With Ralph Lauren (NYSE:RL) recently having had quarterly results, its overall performance seemed to be respectable. Overall, revenue grew 3% along with a 3% increase in comparable-store sales with retail locations benefiting primarily due to the impacts of favorable currency during this time period. The wholesale department of Ralph Lauren did not however perform well and experienced a 4% downfall in the period.
While gains were experienced in the gross margins, the increase in operating expenses did not allow these earnings to give investors a positive growth figure. Due to this factor, operating margins suffered a plunge causing the net income to fall by 10% in comparison to the same period a year ago.
While Ralph Lauren's results weren't as impressive as they normally are, they were still comparatively better off than what investors had feared. The company's earnings for the quarter came in at $1.80 per share, beating estimates. Ralph Lauren beat estimates by $0.05 which was enough to allow the shareholders to breathe a sigh of relief and to be reassured of the fact that the retailer is doing its best to ensure a positive outcome from the impact it had suffered in the first term quarter
While the company is still expecting to see a rise in their overall revenue by 6%-8% as the fiscal year progresses, this may not be achievable. With persisting ongoing weaknesses in the operating margins due to expenses associated with global expansion along with costs associated with marketing, chances of experiencing a loss in earnings seems highly possible.
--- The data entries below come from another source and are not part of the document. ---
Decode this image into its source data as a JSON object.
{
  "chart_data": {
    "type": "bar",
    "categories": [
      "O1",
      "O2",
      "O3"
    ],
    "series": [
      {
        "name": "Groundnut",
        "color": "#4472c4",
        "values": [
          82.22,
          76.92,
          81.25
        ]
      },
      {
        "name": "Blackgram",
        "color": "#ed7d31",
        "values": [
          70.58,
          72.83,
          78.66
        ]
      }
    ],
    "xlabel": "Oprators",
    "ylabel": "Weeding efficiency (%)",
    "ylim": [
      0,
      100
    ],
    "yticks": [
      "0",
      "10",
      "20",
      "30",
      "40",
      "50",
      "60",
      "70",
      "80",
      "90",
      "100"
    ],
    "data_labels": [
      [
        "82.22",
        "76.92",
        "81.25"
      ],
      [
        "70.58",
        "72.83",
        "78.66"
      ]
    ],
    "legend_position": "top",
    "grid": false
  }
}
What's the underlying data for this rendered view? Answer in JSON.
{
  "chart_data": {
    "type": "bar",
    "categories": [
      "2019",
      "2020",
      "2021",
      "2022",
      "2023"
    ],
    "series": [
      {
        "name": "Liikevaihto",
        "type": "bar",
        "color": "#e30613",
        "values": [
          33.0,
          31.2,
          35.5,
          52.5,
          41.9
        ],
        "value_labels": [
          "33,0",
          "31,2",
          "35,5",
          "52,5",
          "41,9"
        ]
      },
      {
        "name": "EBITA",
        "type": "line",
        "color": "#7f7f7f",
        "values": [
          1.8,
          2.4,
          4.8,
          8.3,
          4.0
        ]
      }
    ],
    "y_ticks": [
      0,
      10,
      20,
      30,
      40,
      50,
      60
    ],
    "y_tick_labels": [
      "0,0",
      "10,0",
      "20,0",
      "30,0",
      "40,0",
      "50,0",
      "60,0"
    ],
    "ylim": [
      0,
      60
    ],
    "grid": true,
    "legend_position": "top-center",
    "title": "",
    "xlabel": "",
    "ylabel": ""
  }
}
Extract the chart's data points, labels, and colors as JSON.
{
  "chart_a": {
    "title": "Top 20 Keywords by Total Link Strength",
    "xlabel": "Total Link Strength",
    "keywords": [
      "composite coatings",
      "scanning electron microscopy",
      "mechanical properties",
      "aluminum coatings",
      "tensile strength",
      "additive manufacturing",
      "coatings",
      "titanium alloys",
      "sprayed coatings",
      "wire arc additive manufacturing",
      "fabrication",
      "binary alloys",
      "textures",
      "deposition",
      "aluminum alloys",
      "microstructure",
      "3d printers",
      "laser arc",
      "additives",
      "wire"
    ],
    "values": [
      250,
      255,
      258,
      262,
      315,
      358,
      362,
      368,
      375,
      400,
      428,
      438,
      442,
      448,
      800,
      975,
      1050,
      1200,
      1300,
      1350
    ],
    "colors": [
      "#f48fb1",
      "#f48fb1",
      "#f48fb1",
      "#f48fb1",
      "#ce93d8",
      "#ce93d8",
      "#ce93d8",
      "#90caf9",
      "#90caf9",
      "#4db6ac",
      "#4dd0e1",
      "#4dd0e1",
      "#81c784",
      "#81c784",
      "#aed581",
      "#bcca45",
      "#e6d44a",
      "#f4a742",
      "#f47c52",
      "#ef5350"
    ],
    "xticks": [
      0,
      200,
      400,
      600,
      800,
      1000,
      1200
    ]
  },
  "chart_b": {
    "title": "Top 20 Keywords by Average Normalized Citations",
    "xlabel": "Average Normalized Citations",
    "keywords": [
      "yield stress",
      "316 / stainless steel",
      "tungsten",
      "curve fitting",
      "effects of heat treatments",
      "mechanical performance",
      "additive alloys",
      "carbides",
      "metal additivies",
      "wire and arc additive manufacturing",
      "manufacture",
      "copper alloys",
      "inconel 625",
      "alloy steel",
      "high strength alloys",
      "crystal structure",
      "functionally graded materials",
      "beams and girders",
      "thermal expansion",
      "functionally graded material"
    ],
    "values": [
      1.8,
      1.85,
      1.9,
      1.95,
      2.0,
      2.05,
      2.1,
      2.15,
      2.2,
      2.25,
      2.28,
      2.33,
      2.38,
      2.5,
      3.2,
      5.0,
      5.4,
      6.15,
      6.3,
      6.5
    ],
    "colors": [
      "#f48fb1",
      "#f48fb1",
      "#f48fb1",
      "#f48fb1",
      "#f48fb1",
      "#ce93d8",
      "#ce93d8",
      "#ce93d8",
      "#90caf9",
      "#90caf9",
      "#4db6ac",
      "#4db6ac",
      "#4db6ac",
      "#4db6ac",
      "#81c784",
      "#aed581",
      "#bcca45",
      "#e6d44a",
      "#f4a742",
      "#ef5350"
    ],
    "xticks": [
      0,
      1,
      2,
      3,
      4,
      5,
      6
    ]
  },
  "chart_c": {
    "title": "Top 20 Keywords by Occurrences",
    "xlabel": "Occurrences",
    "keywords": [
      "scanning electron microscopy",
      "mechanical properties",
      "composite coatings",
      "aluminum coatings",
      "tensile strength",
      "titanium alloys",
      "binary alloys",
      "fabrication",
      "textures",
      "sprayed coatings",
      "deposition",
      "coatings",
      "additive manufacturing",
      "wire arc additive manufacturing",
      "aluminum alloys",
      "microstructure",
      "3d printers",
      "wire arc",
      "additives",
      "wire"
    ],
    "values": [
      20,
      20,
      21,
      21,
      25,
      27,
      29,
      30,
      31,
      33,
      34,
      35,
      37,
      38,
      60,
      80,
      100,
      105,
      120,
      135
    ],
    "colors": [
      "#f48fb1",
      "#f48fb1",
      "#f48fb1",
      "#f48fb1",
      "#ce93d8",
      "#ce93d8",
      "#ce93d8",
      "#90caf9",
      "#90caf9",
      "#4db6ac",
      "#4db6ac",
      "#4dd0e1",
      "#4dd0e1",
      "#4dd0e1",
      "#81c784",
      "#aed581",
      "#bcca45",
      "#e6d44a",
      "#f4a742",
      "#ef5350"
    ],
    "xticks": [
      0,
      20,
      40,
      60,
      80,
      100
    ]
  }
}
Keeping aside growth expectations, developments are also underway being put into effect by the company to boost its margins further. Ralph Lauren is working on developing its e-commerce segment of the company. In the fiscal year 2014, the e-commerce segment helped the company earn $500 million in revenues which shows great potential for further investment in this area. While the e-commerce operations of the company vary according to geography, it was mentioned by the management in the United States that if shopping was switched to being done online, the company would greatly benefit. While this may certainly be profitable, it should also be noted that e-commerce operations of Ralph Lauren have only begun to spread in Europe. Thus, in order for the retailer to achieve similar profitability in Europe as that of the United States, it would have to invest in the e-commerce business in Europe. In Asia however, work is still being done to bring online operations to Southeast Asia and China with the company operating in Korea and Japan.
Change In Store Strategy
Ralph Lauren has also begun changing the way its stores are arranged. Visitors walking into a Ralph Lauren store would normally see the Polo staples of the brand on display however a shift in strategy is being employed by the company. Displays have been replaced with luxury goods and accessories. This shift in strategy is geared towards the brand wishing to make a clear distinction between their Polo line and their desire to be a serious retailer in the high end luxury industry. An instance of this could be seen with the launch of their Ricky handbag having a starting price of $2,500 going up to $18,000. Doing so has allowed the company to enter into competition with the likes of Louis Vuitton, Hermes, Valentino and Dior. While the decision and strategy behind it are clear, signs of the handbag doing well are not very clear as it being outsold by the cheaper Celine Trapeze.
While the strategy is most likely aimed towards achieving higher margins, another possible explanation is for the company wishing to attract increased sales from Asia. While Asia at present only contributes 12% towards the current sales of the company, expectations are very high. In 2013, China was reported to have contributed by 47% on global spending on luxury goods. With the Ralph Lauren brand being relatively new for the people of China, the retailer is making use of this factor and bringing about a shift in how it sells its brand image while at the same time focusing on entering the luxury goods market as well.
Thus, in conclusion it could be said that while Ralph Lauren has been able to continue being a strong competitor in the market with the emergence of rising brands, in order for the company to grow further and boost its margins, it must expand to maintain its market share in well known locations along with building business in new areas. Steps are being taken by the brand to avoid such a scenario such as its concentration on global markets, further investments into e-commerce and entering the luxury goods market. With revenues being earned from these arenas as mentioned, the likelihood of Ralph Lauren being able to boost its margins seems possible.